People on the Hill want to portray the Democrats as lackeys
of China especially in the context of Maria Hsiah's -- the
Gore fund-raiser -- her conviction this week. It's a
campaign strategy to portray the Democrats as, you know, puppets
of China. It's a ridiculous strategy, I think, and flirts
with national security."
Tony Blankley: "I agree that at election time, there's a bit
more saber-rattling but you want to look at how many more
sabers that red Chinese are building. And, the reports
are that they are building capacities which will be available
to them 2002, 2005 -- next few years -- that will allow them
to do the kind of invasion across the straits they can't currently
do. So, it's more than just saber-rattling. They're
building it up. And, that's measurable - our government's
You know what the triad is? Land, sea, and mobile missile
fleet - they're building all three.
And, they're planning to be able to attack from it from above
as well as to cross the straits within 5 to 7 years.
And that's the response, that's why Congress voted overwhelmingly
Democrats … to help and it'll take about 5 years for our help
to get to the Taiwanese.
McLaughlin: There's a separate question here that's
whether it's a good idea to sell these four destroyers or
are there four involved? Now the AEGIS is an extraordinary
phenomenon. 288 miles it can see and detect a hostile
target, right? Now, is it a good idea to really give
those to the Taiwanese…
Blankley: "sell" them…
McLaughlin: "… or are we really giving them something that
could fall into Chinese hands either through spying or even
if there were reunification the Chinese would simply then
come into possession of these extraordinarily sophisticated,
unusual, no-one-else-has-them systems." Including hyper-developed
torpedo systems, too.
"I'm sorry to curtail this history of radar. But the
fact also is that right now that Taiwan when it comes to military
technology and equipment is superior to the Chinese.

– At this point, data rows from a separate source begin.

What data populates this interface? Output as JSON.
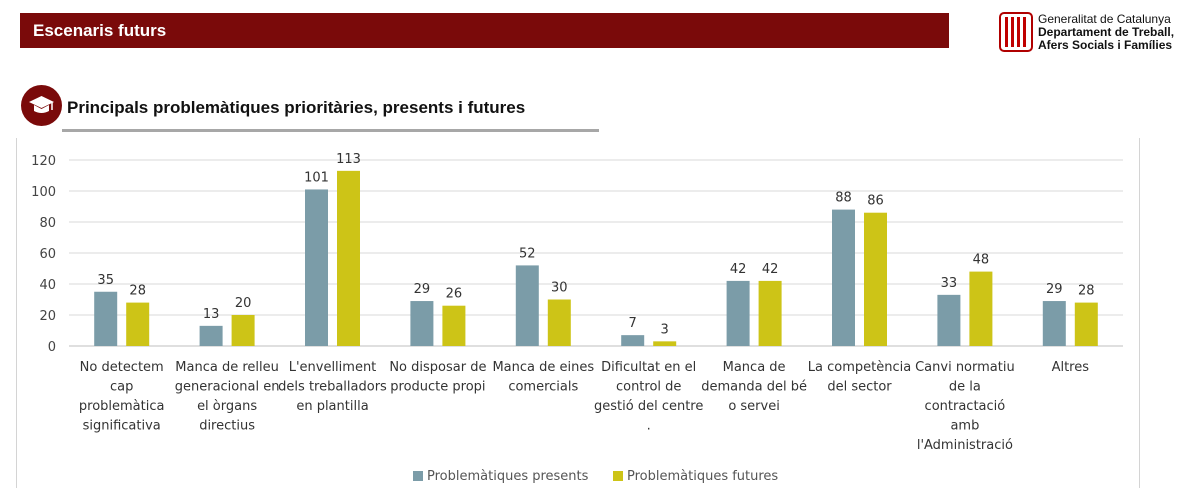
{
  "header": {
    "title": "Escenaris futurs"
  },
  "logo": {
    "line1": "Generalitat de Catalunya",
    "line2": "Departament de Treball,",
    "line3": "Afers Socials i Famílies"
  },
  "section": {
    "title": "Principals problemàtiques prioritàries, presents i futures",
    "icon": "graduation-cap-icon"
  },
  "colors": {
    "header": "#7a0a0a",
    "series_present": "#7b9ca8",
    "series_future": "#cdc417",
    "grid": "#d9d9d9"
  },
  "chart_data": {
    "type": "bar",
    "categories": [
      [
        "No detectem",
        "cap",
        "problemàtica",
        "significativa"
      ],
      [
        "Manca de relleu",
        "generacional en",
        "el òrgans",
        "directius"
      ],
      [
        "L'envelliment",
        "dels treballadors",
        "en plantilla"
      ],
      [
        "No disposar de",
        "producte propi"
      ],
      [
        "Manca de eines",
        "comercials"
      ],
      [
        "Dificultat en el",
        "control de",
        "gestió del centre",
        "."
      ],
      [
        "Manca de",
        "demanda del bé",
        "o servei"
      ],
      [
        "La competència",
        "del sector"
      ],
      [
        "Canvi normatiu",
        "de la",
        "contractació",
        "amb",
        "l'Administració"
      ],
      [
        "Altres"
      ]
    ],
    "series": [
      {
        "name": "Problemàtiques presents",
        "values": [
          35,
          13,
          101,
          29,
          52,
          7,
          42,
          88,
          33,
          29
        ]
      },
      {
        "name": "Problemàtiques futures",
        "values": [
          28,
          20,
          113,
          26,
          30,
          3,
          42,
          86,
          48,
          28
        ]
      }
    ],
    "ylim": [
      0,
      120
    ],
    "yticks": [
      0,
      20,
      40,
      60,
      80,
      100,
      120
    ],
    "grid": true,
    "legend": "bottom",
    "data_labels": true
  }
}
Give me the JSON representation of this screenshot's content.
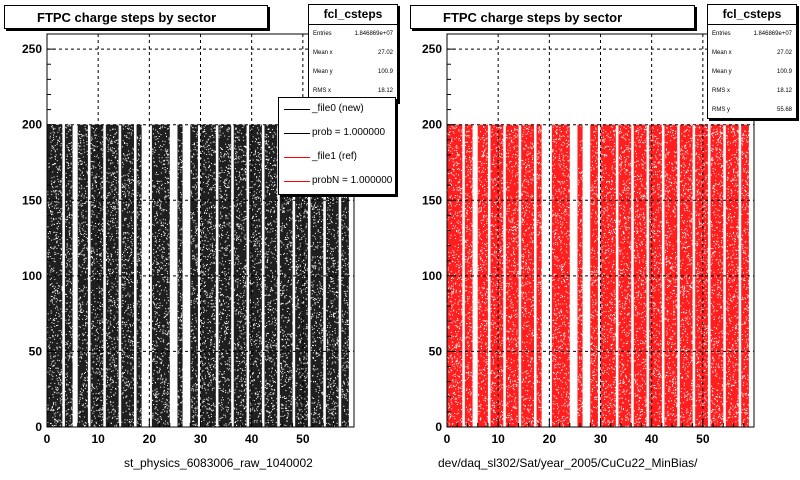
{
  "left_panel": {
    "title": "FTPC charge steps by sector",
    "stats": {
      "name": "fcl_csteps",
      "rows": [
        {
          "label": "Entries",
          "value": "1.846869e+07"
        },
        {
          "label": "Mean x",
          "value": "27.02"
        },
        {
          "label": "Mean y",
          "value": "100.9"
        },
        {
          "label": "RMS x",
          "value": "18.12"
        }
      ]
    },
    "legend": [
      {
        "label": "_file0 (new)",
        "color": "#000000"
      },
      {
        "label": "prob = 1.000000",
        "color": "#000000"
      },
      {
        "label": "_file1 (ref)",
        "color": "#ff0000"
      },
      {
        "label": "probN = 1.000000",
        "color": "#ff0000"
      }
    ],
    "footer": "st_physics_6083006_raw_1040002"
  },
  "right_panel": {
    "title": "FTPC charge steps by sector",
    "stats": {
      "name": "fcl_csteps",
      "rows": [
        {
          "label": "Entries",
          "value": "1.846869e+07"
        },
        {
          "label": "Mean x",
          "value": "27.02"
        },
        {
          "label": "Mean y",
          "value": "100.9"
        },
        {
          "label": "RMS x",
          "value": "18.12"
        },
        {
          "label": "RMS y",
          "value": "55.68"
        }
      ]
    },
    "footer": "dev/daq_sl302/Sat/year_2005/CuCu22_MinBias/"
  },
  "chart_data": [
    {
      "type": "scatter",
      "title": "FTPC charge steps by sector",
      "xlim": [
        0,
        60
      ],
      "ylim": [
        0,
        260
      ],
      "xticks": [
        0,
        10,
        20,
        30,
        40,
        50
      ],
      "yticks": [
        0,
        50,
        100,
        150,
        200,
        250
      ],
      "grid": true,
      "marker_color": "#000000",
      "y_max_data": 200,
      "sector_bands": [
        [
          0,
          3
        ],
        [
          3.5,
          5
        ],
        [
          6,
          8
        ],
        [
          8.5,
          11
        ],
        [
          11.5,
          14
        ],
        [
          14.5,
          17
        ],
        [
          17.5,
          18.5
        ],
        [
          20.5,
          24
        ],
        [
          25.5,
          26.5
        ],
        [
          28,
          29.5
        ],
        [
          30,
          33
        ],
        [
          33.5,
          36
        ],
        [
          36.5,
          39
        ],
        [
          39.5,
          42
        ],
        [
          42.5,
          45
        ],
        [
          45.5,
          48
        ],
        [
          48.5,
          51
        ],
        [
          51.5,
          54
        ],
        [
          54.5,
          57
        ],
        [
          57.5,
          59
        ]
      ]
    },
    {
      "type": "scatter",
      "title": "FTPC charge steps by sector",
      "xlim": [
        0,
        60
      ],
      "ylim": [
        0,
        260
      ],
      "xticks": [
        0,
        10,
        20,
        30,
        40,
        50
      ],
      "yticks": [
        0,
        50,
        100,
        150,
        200,
        250
      ],
      "grid": true,
      "marker_color": "#ff0000",
      "y_max_data": 200,
      "sector_bands": [
        [
          0,
          3
        ],
        [
          3.5,
          5
        ],
        [
          6,
          8
        ],
        [
          8.5,
          11
        ],
        [
          11.5,
          14
        ],
        [
          14.5,
          17
        ],
        [
          17.5,
          18.5
        ],
        [
          20.5,
          24
        ],
        [
          25.5,
          26.5
        ],
        [
          28,
          29.5
        ],
        [
          30,
          33
        ],
        [
          33.5,
          36
        ],
        [
          36.5,
          39
        ],
        [
          39.5,
          42
        ],
        [
          42.5,
          45
        ],
        [
          45.5,
          48
        ],
        [
          48.5,
          51
        ],
        [
          51.5,
          54
        ],
        [
          54.5,
          57
        ],
        [
          57.5,
          59
        ]
      ]
    }
  ]
}
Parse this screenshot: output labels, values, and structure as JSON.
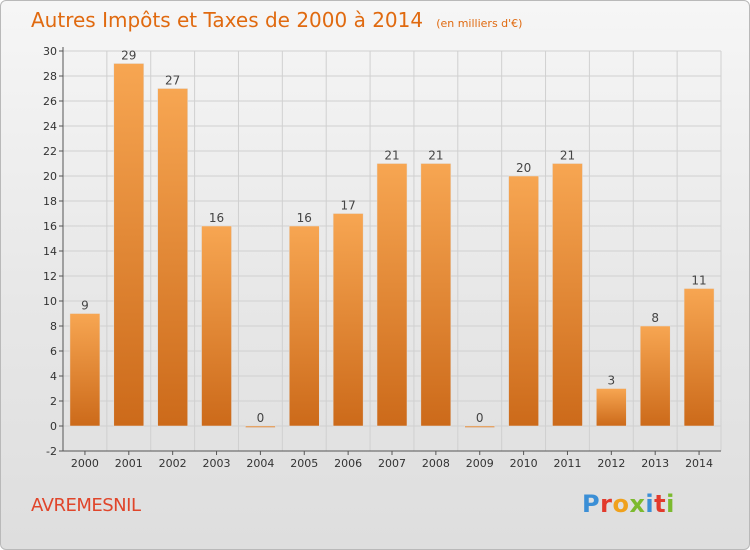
{
  "title": "Autres Impôts et Taxes de 2000 à 2014",
  "unit_note": "(en milliers d'€)",
  "commune": "AVREMESNIL",
  "logo": {
    "letters": [
      "P",
      "r",
      "o",
      "x",
      "i",
      "t",
      "i"
    ],
    "colors": [
      "#3b8fd6",
      "#e23a2c",
      "#f0a11c",
      "#7cba2f",
      "#3b8fd6",
      "#e23a2c",
      "#7cba2f"
    ]
  },
  "colors": {
    "bar_top": "#f7a652",
    "bar_bottom": "#cc6a1a",
    "title": "#e06a10",
    "grid": "#d0d0d0"
  },
  "chart_data": {
    "type": "bar",
    "categories": [
      "2000",
      "2001",
      "2002",
      "2003",
      "2004",
      "2005",
      "2006",
      "2007",
      "2008",
      "2009",
      "2010",
      "2011",
      "2012",
      "2013",
      "2014"
    ],
    "values": [
      9,
      29,
      27,
      16,
      0,
      16,
      17,
      21,
      21,
      0,
      20,
      21,
      3,
      8,
      11
    ],
    "data_labels": [
      "9",
      "29",
      "27",
      "16",
      "0",
      "16",
      "17",
      "21",
      "21",
      "0",
      "20",
      "21",
      "3",
      "8",
      "11"
    ],
    "yticks": [
      -2,
      0,
      2,
      4,
      6,
      8,
      10,
      12,
      14,
      16,
      18,
      20,
      22,
      24,
      26,
      28,
      30
    ],
    "ylim": [
      -2,
      30
    ],
    "grid": true,
    "legend": "none"
  }
}
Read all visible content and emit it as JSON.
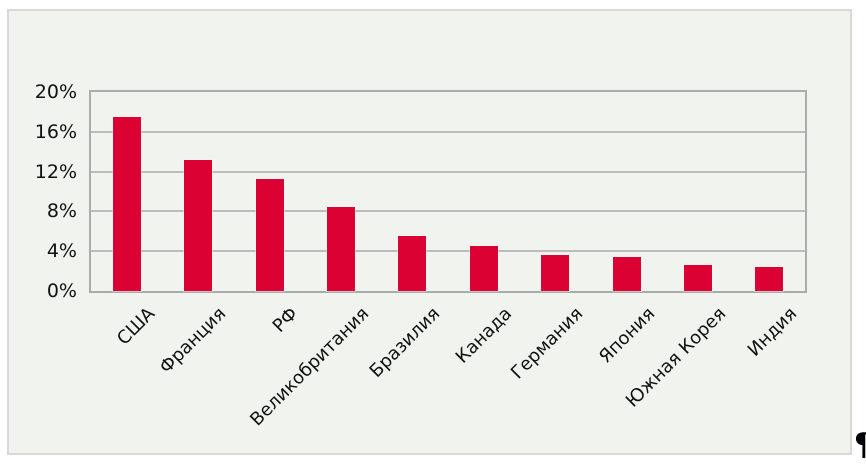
{
  "page": {
    "pilcrow": "¶"
  },
  "chart_data": {
    "type": "bar",
    "title": "",
    "xlabel": "",
    "ylabel": "",
    "categories": [
      "США",
      "Франция",
      "РФ",
      "Великобритания",
      "Бразилия",
      "Канада",
      "Германия",
      "Япония",
      "Южная Корея",
      "Индия"
    ],
    "values": [
      17.5,
      13.2,
      11.3,
      8.4,
      5.5,
      4.5,
      3.6,
      3.4,
      2.6,
      2.4
    ],
    "ylim": [
      0,
      20
    ],
    "yticks": [
      0,
      4,
      8,
      12,
      16,
      20
    ],
    "ytick_labels": [
      "0%",
      "4%",
      "8%",
      "12%",
      "16%",
      "20%"
    ],
    "grid": true,
    "legend": false,
    "label_rotation_deg": -45,
    "bar_color": "#DB0233",
    "background_color": "#F0F3EE",
    "gridline_color": "#BCBCBC",
    "axis_border_color": "#ABABAB",
    "frame_border_color": "#D9D9D9",
    "text_color": "#111111"
  }
}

But I think another lurking anxiety on the part of the Chinese,
what they're ultimately I think really worried about militarily,
is that these -- this AEGIS stuff becomes part of a integrated
anti-missile system that Japan, the US, and Taiwan have.
… yeah, so that they can't threaten us.
You know that Chinese is doing a lot of military buying from
the Russians. Which makes one of the points of that
brilliant introduction that there is a Moscow-Beijing axis
that is getting stronger with each passing day, particularly
with Putin(?) in there pushing it along. We'll be right
back with predictions.
Michael: The administration move for normal trade relations
with China will fail in Congress.
Guest: The unions are going to organize sometime in
mid-April a Seattle-style demonstrations to keep China out
of WTO here in Washington.
McLaughlin: Prediction number one: the Taiwan Security
Enhancement Act will pass the Senate. Prediction number
2: Clinton will give it a pocket veto. Prediction number
3: the China-Taiwan issue will figure big in the fall US presidential
election, much like the Kennedy-Nixon Quemoy Matsu hassle.
You remember that, Michael?
Michael: I remember that well.
Host: Next week, Super Tuesday, with a total of 2,016
delegations to be won by both parties. Happy Mardi Gras.